With over 25 percent of its land set aside in national parks and other protected areas, Costa Rica is renowned worldwide as "the green republic." In this very readable history of conservation in Costa Rica, Sterling Evans explores the establishment of the country's national park system as a response to the rapid destruction of its tropical ecosystems due to the expansion of export-related agriculture. Drawing on interviews with key players in the conservation movement, as well as archival research, Evans traces the emergence of a conservation ethic among Costa Ricans and the tangible forms it has taken. In Part I, he describes the development of the national park system and "the grand contradiction" that conservation occurred simultaneously with massive deforestation in unprotected areas. In Part II, he examines other aspects of Costa Rica's conservation experience, including the important roles played by environmental education and nongovernmental organizations, campesino and indigenous movements, ecotourism, and the work of the National Biodiversity Institute.
This history of Costa Rica's conservation movement is a bit sugar-coated with rose-colored optimism. Especially for those of us living here and hearing the chainsaws on a regular basis...I would have liked something a bit more hard-hitting about conservation and the loss of natural habitat to tourism. Still giving it three stars because it was interesting, but I think the material is dated.
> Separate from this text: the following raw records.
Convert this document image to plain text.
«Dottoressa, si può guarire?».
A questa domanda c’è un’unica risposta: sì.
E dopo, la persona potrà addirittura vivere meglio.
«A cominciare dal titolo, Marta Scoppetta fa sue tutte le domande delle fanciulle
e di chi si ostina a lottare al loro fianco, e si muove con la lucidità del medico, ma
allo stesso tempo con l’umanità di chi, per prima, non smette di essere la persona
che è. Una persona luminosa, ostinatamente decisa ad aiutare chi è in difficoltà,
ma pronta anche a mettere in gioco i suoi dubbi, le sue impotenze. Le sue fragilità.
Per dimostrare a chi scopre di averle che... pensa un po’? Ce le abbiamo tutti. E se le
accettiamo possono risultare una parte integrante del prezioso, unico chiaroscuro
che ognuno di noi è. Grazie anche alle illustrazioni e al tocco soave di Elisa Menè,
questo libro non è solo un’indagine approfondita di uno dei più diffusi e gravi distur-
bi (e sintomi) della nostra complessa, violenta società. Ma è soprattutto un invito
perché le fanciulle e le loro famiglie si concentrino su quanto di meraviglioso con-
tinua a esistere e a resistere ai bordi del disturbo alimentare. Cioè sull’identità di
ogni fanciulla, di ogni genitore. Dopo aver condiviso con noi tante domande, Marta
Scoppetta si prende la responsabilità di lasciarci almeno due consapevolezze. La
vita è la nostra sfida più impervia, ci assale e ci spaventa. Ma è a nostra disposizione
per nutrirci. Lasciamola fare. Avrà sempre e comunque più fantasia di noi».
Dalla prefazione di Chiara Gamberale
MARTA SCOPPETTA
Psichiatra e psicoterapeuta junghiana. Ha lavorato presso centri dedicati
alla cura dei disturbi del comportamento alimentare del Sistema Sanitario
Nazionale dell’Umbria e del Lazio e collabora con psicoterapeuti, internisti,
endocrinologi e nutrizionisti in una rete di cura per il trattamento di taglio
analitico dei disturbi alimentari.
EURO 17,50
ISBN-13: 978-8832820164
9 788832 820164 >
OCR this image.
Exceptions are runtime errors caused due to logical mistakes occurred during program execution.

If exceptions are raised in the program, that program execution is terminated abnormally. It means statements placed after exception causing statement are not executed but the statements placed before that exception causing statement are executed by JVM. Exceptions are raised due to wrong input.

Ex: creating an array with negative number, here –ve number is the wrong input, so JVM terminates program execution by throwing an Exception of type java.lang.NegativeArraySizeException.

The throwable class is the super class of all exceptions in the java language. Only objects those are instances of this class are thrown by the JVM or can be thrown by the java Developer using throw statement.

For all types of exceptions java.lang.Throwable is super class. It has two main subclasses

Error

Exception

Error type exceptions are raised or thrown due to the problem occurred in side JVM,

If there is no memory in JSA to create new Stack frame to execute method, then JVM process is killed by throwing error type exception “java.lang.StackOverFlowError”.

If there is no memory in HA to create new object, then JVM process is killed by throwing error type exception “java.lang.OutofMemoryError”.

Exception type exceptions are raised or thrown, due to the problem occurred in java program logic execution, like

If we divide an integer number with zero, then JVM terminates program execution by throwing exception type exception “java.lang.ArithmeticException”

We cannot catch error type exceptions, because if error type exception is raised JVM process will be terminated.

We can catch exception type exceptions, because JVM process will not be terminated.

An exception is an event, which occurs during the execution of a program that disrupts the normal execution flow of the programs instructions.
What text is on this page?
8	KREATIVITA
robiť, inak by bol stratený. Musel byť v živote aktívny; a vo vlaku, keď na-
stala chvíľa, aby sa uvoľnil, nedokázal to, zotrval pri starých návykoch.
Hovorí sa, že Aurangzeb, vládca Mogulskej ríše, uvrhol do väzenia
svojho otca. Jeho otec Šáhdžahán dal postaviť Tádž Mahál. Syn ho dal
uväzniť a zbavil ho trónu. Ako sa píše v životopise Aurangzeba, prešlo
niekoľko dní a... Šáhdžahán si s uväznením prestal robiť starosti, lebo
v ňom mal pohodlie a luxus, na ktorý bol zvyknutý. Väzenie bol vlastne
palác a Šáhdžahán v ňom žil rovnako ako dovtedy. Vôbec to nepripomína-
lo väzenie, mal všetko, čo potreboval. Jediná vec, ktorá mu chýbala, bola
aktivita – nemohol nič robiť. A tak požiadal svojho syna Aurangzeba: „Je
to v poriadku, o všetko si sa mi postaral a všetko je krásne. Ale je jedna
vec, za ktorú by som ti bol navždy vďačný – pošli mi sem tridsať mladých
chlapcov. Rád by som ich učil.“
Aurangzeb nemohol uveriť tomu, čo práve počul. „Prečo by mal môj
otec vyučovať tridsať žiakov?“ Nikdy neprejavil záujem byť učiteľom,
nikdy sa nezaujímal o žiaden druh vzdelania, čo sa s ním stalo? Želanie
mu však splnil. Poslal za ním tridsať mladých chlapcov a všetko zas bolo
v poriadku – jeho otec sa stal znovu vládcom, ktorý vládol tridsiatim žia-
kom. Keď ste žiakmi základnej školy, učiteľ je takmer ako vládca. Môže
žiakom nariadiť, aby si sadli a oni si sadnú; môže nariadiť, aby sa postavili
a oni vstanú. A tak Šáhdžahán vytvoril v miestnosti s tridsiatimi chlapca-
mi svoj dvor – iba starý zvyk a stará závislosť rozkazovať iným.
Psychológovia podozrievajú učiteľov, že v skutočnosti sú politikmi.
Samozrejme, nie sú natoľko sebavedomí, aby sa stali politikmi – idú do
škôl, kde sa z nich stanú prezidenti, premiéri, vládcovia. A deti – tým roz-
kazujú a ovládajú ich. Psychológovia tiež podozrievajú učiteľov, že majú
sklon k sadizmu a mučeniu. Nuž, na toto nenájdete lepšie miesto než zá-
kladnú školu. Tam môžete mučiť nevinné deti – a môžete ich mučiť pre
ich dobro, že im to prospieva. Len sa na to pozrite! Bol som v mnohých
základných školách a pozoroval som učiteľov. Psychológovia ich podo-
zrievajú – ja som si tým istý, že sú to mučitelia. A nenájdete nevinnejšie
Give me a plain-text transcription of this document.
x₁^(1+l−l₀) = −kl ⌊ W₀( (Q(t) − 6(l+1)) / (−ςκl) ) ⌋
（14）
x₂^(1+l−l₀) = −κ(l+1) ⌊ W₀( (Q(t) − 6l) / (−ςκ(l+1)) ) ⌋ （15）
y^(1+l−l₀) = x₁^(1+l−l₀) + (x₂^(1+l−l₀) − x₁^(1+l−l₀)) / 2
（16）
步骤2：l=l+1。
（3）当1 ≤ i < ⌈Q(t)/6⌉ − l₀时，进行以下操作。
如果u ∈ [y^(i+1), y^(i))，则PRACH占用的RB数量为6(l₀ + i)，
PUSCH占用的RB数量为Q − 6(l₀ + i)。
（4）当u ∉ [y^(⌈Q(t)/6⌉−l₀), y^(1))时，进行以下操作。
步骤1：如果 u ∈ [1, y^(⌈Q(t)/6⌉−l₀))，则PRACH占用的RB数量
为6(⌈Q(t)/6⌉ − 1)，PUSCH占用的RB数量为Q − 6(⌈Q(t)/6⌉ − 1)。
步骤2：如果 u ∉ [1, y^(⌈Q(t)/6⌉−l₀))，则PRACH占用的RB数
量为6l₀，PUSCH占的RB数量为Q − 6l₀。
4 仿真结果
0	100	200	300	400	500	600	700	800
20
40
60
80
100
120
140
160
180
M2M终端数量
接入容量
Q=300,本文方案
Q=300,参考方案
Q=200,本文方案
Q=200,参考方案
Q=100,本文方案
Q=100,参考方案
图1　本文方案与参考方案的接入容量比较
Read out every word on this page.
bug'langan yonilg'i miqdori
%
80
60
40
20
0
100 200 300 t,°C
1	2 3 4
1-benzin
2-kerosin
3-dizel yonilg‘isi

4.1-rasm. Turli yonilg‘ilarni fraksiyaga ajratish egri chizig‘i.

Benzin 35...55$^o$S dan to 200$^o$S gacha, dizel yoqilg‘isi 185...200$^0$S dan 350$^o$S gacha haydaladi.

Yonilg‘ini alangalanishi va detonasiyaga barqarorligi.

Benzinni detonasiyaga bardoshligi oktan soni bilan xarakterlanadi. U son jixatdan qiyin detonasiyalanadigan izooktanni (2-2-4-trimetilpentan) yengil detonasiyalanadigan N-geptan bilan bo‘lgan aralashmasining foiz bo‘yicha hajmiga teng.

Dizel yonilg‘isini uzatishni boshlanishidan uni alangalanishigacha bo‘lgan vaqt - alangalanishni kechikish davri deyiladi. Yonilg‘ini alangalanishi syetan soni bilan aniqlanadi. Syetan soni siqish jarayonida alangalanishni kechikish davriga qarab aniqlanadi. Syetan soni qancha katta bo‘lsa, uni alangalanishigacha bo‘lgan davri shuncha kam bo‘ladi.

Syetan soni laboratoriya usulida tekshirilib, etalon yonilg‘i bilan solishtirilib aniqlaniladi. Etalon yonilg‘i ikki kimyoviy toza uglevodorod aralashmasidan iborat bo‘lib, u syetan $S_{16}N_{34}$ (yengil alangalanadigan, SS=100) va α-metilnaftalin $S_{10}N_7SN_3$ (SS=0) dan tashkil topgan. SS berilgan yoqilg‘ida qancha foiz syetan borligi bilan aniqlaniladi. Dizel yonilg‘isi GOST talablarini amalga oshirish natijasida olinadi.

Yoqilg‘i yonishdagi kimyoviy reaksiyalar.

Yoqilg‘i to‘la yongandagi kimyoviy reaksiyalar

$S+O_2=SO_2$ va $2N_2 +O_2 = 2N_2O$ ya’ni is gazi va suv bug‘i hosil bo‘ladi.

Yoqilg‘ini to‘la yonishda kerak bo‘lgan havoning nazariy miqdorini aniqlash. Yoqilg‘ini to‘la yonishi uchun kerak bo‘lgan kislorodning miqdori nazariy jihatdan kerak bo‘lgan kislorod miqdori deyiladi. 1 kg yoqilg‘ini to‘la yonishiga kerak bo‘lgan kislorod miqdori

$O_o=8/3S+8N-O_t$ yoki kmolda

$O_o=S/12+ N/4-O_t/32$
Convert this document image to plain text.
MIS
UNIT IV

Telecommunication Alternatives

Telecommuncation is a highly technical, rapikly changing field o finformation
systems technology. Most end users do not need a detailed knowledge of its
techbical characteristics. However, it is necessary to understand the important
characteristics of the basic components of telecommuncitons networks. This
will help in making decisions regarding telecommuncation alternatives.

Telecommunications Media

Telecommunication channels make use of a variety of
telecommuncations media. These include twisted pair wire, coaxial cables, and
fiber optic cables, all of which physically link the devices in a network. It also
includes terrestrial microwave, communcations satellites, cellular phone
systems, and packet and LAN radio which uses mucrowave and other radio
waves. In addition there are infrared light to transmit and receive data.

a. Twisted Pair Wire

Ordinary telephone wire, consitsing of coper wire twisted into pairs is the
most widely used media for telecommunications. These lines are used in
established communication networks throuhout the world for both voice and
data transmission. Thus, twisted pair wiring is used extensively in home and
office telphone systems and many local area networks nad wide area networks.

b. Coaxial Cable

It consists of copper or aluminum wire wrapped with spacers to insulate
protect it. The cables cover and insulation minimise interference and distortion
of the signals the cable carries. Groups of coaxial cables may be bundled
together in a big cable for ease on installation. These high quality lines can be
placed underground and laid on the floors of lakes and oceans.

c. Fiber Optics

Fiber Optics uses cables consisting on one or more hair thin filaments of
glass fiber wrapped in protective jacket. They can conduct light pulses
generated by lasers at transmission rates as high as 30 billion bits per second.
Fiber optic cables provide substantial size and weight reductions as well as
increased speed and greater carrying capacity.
speed read this so i could have missed some details. overall it's a pretty descriptive but analystically lacking history of conservation practices in costa rica. still it's got some nuggets that, in the right hands, could be more productively analyzed. these include the role of foreign individuals, governments, peace corps voluntiers, and the UN in training, financing, and shaping the character and geography of national parks, the way that resisting IMF debt payments and other suggestions allowed CR to partially/temporarily resist the worst aspects of austerity facing other Latin American and tropical countries around the world.
Having spent 1971 to 1975 as a Peace Corps volunteer in Costa Rica working with both the newly created national parks program and, later, at the National Museum, I found Evans' account extremely informative and accurate. I only wish I had known all the history that preceded my arrival...and also all that happened after I left the country to move to Colombia in 1976. I have been trying to contact the author to express my thanks for his remarkable efforts to chronicle the earliest conservation attempts and all that transpired until the book's publication in 1999. Someone needs to do a similarly thorough treatment of the years since, as a great deal of fascinating history has been made in the meantime.